Страшный для нас, третьекурсников, Великий пост с его выпускными дебютами вступил в свои права.

Теперь у всех нас одна горячая, заветная мечта — попасть на Образцовую сцену. Уже заранее объявлено, что есть только две вакансии: одна женская и одна мужская, на которые, разумеется, и определят более талантливых, более достойных из нас.

Образцовая сцена! Попасть на ее желанные подмостки — это значит играть бок о бок с крупнейшими талантами России, это значит практиковаться на лучших образцах, это значит иметь постоянное положение, заработок и пенсию под старость!

Немудрено поэтому, что каждый из нас втайне лелеет эту светлую мечту — попасть на Образцовую сцену.

Пьесы уже давно выбраны, роли распределены, разучены и срепетированы почти вполне, словом, все готово для предстоящих выпускных испытаний, которые будут производиться не на школьных подмостках, а на Образцовой сцене, в присутствии всего начальства, артистов казенных и частных театров, газетных рецензентов, столичных и провинциальных антрепренеров и публики, т. е. бесплатно приглашенных на эти спектакли наших родных и знакомых.

Поэтому не странно, если сердца наши бьются и замирают при одной мысли, что близится предстоящий дебют.
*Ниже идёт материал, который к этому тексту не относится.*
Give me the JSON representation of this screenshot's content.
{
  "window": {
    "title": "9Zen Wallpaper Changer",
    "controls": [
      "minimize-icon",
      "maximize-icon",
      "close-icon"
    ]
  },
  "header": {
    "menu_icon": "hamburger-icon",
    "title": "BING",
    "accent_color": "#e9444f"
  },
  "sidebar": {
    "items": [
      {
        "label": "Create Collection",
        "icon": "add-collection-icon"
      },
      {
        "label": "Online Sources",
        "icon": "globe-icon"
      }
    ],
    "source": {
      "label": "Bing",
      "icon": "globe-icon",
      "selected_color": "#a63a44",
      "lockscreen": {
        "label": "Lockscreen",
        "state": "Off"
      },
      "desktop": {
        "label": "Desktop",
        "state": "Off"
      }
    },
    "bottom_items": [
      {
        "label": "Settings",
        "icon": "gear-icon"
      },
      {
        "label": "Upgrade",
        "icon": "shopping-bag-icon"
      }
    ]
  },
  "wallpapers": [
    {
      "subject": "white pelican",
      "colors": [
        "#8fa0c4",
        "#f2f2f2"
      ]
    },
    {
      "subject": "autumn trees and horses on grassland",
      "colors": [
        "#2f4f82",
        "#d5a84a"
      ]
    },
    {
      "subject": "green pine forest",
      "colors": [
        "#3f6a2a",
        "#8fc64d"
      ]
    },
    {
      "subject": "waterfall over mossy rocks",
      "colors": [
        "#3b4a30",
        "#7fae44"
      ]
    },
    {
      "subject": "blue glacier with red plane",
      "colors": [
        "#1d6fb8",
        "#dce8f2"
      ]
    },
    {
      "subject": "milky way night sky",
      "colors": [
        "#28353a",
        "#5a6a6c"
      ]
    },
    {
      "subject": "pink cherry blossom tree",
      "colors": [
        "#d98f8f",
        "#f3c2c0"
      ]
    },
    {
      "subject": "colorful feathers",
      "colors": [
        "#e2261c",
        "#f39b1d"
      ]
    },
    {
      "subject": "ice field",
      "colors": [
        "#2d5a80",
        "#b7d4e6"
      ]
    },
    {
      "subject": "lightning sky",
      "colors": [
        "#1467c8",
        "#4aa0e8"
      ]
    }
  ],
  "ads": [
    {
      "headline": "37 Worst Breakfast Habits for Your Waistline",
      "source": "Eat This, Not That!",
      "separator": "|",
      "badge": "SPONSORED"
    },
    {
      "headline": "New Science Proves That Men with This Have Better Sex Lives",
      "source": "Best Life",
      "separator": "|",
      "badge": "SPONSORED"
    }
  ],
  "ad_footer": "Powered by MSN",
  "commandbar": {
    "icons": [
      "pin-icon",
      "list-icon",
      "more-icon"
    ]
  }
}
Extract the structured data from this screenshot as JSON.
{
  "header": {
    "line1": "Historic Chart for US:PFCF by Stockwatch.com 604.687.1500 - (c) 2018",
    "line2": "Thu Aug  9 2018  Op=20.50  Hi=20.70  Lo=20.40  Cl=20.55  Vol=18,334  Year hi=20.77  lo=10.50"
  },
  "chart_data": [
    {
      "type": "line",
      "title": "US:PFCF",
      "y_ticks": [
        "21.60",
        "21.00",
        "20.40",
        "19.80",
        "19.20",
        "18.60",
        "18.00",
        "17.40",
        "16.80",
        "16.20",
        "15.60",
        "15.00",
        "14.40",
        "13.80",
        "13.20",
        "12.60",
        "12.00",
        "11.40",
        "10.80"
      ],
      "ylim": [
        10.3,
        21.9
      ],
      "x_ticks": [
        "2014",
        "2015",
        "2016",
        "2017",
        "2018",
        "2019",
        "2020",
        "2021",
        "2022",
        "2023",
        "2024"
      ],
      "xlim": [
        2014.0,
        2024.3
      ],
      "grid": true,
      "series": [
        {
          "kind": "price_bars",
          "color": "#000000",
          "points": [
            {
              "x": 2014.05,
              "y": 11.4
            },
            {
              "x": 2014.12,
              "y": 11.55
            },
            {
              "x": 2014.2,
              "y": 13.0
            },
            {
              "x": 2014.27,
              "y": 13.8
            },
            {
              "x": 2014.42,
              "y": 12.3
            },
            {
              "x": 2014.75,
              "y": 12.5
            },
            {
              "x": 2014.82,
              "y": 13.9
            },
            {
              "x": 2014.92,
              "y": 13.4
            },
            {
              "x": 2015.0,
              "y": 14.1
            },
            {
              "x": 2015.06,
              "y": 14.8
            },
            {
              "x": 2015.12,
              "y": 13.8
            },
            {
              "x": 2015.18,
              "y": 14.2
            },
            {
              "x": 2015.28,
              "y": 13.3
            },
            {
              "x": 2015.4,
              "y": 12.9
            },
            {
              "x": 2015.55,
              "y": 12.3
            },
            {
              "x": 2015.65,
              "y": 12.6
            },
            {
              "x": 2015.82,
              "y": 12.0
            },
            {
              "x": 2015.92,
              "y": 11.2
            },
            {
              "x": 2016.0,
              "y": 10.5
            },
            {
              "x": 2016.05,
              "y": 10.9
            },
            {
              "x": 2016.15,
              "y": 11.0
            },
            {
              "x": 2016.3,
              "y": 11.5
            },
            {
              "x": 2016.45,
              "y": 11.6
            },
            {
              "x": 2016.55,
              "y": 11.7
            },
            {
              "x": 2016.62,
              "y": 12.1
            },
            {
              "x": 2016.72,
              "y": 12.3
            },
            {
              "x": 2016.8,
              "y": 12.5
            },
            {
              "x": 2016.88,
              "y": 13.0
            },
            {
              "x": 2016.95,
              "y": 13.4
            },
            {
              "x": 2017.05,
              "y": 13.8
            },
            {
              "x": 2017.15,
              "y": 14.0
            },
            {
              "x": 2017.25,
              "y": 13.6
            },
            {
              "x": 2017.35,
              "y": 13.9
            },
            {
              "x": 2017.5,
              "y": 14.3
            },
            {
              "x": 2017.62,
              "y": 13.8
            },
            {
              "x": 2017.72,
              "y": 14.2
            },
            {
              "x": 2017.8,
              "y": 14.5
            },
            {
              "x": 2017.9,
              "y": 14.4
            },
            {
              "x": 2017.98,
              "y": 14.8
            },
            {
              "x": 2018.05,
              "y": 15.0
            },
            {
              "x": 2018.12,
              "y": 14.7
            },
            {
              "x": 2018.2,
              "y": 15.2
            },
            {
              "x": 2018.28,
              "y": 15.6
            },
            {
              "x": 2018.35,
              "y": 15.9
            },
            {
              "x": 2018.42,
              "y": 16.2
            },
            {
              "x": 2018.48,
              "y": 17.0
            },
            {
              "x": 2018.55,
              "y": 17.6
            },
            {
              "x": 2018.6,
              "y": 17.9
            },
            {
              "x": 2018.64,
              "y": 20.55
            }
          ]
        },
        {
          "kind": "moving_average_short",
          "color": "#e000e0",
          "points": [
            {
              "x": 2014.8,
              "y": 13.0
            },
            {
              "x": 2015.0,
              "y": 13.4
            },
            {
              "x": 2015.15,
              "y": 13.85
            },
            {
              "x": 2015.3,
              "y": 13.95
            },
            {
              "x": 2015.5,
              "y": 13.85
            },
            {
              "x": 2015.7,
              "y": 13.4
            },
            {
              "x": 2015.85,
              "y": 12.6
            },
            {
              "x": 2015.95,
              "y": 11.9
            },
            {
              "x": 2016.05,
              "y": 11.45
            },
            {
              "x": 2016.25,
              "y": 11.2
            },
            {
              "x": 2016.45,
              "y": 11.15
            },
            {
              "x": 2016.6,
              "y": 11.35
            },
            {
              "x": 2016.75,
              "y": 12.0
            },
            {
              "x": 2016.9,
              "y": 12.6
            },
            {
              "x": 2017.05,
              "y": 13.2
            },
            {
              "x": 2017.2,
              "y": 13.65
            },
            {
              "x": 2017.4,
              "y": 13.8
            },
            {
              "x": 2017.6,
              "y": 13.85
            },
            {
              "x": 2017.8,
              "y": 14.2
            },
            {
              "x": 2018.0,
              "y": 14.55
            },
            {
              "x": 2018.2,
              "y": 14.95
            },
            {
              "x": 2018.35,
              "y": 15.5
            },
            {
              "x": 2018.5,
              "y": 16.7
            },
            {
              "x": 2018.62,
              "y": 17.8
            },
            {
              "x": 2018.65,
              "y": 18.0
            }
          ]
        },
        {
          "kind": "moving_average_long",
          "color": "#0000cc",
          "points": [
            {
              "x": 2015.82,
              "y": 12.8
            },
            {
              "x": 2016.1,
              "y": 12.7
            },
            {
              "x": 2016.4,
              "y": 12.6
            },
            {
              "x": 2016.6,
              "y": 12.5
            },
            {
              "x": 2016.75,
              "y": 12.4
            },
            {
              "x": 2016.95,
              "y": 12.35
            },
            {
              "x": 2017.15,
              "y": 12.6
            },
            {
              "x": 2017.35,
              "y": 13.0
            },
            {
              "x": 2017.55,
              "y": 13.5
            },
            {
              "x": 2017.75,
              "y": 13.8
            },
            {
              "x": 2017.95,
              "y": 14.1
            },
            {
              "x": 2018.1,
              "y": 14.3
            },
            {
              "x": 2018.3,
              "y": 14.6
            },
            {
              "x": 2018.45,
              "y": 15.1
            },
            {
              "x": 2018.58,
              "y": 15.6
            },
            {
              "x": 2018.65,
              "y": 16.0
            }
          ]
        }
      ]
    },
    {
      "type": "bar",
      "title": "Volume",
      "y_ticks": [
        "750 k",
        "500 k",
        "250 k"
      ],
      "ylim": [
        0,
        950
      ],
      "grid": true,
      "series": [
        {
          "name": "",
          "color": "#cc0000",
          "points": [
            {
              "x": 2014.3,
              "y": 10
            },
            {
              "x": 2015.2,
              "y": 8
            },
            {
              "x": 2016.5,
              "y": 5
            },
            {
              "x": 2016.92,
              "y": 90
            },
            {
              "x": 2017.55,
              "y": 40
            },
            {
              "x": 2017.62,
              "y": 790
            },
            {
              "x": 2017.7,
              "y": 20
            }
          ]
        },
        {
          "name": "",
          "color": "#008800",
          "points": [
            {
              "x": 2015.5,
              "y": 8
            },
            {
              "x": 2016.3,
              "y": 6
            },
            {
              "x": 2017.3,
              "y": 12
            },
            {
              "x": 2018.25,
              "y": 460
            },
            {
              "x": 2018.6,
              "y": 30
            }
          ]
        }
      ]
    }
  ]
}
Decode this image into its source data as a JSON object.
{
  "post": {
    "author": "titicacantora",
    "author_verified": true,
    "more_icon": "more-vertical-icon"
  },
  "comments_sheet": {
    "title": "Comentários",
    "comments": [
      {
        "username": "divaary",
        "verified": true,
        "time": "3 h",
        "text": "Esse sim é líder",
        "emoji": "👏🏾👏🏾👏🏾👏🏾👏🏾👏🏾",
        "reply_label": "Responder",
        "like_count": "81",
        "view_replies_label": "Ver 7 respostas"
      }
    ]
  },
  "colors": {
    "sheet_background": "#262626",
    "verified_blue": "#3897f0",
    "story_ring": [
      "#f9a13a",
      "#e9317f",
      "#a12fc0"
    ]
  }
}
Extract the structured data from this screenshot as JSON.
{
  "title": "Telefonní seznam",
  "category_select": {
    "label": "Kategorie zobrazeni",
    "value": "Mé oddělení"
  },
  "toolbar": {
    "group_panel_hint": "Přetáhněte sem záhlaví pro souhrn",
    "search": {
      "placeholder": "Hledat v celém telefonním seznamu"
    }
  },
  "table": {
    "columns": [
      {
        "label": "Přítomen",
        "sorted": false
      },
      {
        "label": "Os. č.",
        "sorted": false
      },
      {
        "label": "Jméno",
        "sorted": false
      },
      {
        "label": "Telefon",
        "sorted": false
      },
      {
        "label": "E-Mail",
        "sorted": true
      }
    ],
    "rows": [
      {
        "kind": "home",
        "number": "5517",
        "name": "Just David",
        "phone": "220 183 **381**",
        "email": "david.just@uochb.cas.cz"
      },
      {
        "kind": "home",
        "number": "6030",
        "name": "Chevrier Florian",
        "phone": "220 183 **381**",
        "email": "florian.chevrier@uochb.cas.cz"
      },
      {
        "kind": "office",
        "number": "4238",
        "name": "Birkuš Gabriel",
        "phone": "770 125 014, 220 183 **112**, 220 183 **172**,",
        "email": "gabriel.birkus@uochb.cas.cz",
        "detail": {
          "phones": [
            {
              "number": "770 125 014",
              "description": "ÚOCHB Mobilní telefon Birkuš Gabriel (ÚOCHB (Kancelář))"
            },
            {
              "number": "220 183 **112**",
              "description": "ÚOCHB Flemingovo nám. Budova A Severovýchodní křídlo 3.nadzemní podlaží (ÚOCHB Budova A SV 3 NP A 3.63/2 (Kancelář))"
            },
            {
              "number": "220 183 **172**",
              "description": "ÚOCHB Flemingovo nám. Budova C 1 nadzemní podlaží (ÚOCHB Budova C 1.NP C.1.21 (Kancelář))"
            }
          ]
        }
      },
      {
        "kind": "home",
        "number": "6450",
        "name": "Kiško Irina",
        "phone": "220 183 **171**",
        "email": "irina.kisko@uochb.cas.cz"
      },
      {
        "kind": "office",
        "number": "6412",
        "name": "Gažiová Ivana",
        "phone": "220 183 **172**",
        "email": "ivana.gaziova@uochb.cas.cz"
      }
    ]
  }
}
Саня Орлова, как и подобает ее трагическому таланту, выступит в классической древней трагедии Софокла «Антигона». Ольга — в роли сестры Антигоны. Я и Маруся Коршунова экзаменуемся в бытовой комедии "Хрущовские помещики".

Талантливая Саня с ее печальным, а в минуту артистического «захвата» трагическим лицом, с ее повелительным низким голосом и широким классическим жестом, — она сумеет заставить плакать толпу — такова сила ее дарования. В этом мы убеждены все, кроме, кажется, ее самой… Но быть второй после первой Сани я не хочу. Вся моя гордость протестует против этого. И вот я решила взяться за совсем противоположное Сане амплуа — изобразить придурковатую, удивительно карикатурную, смешную деревенскую девушку Глашу, которая, во что бы то ни стало хочет сделаться "настоящей барышней-дворянкой".

Весенний мартовский вечер. Бесшумно падают голубые сумерки… На противоположной крыше два голубя нежно воркуют, отыскивая корм.

Маленький принц гуляет с Матрешей в ближайшем Екатерининском сквере. Я сижу на своей «башне», как мои коллеги называют мою квартиру, и в двадцатый раз перечитываю полученное поутру письмо рыцаря Трумвиля. Он приезжает через два месяца только. К дебюту моему он не успеет ни за что. Мое сердце невольно сжимается. Мне так хотелось, чтобы он увидел свою Брундегильду в забавно-смешной роли глупой Глаши, он, мой милый рыцарь Трумвиль!

Звонок в крохотной прихожей. Быстрые шаги Анюты… Чей-то оживленный говор за дверью… Слышу протестующий голос служанки.

— Нельзя, занята наша-то, к экзаменту работает. Не велено принимать.

— Ну, это дудки, миледи. Сие приказание никоим образом не может относиться к друзьям, — слышу я знакомый голос.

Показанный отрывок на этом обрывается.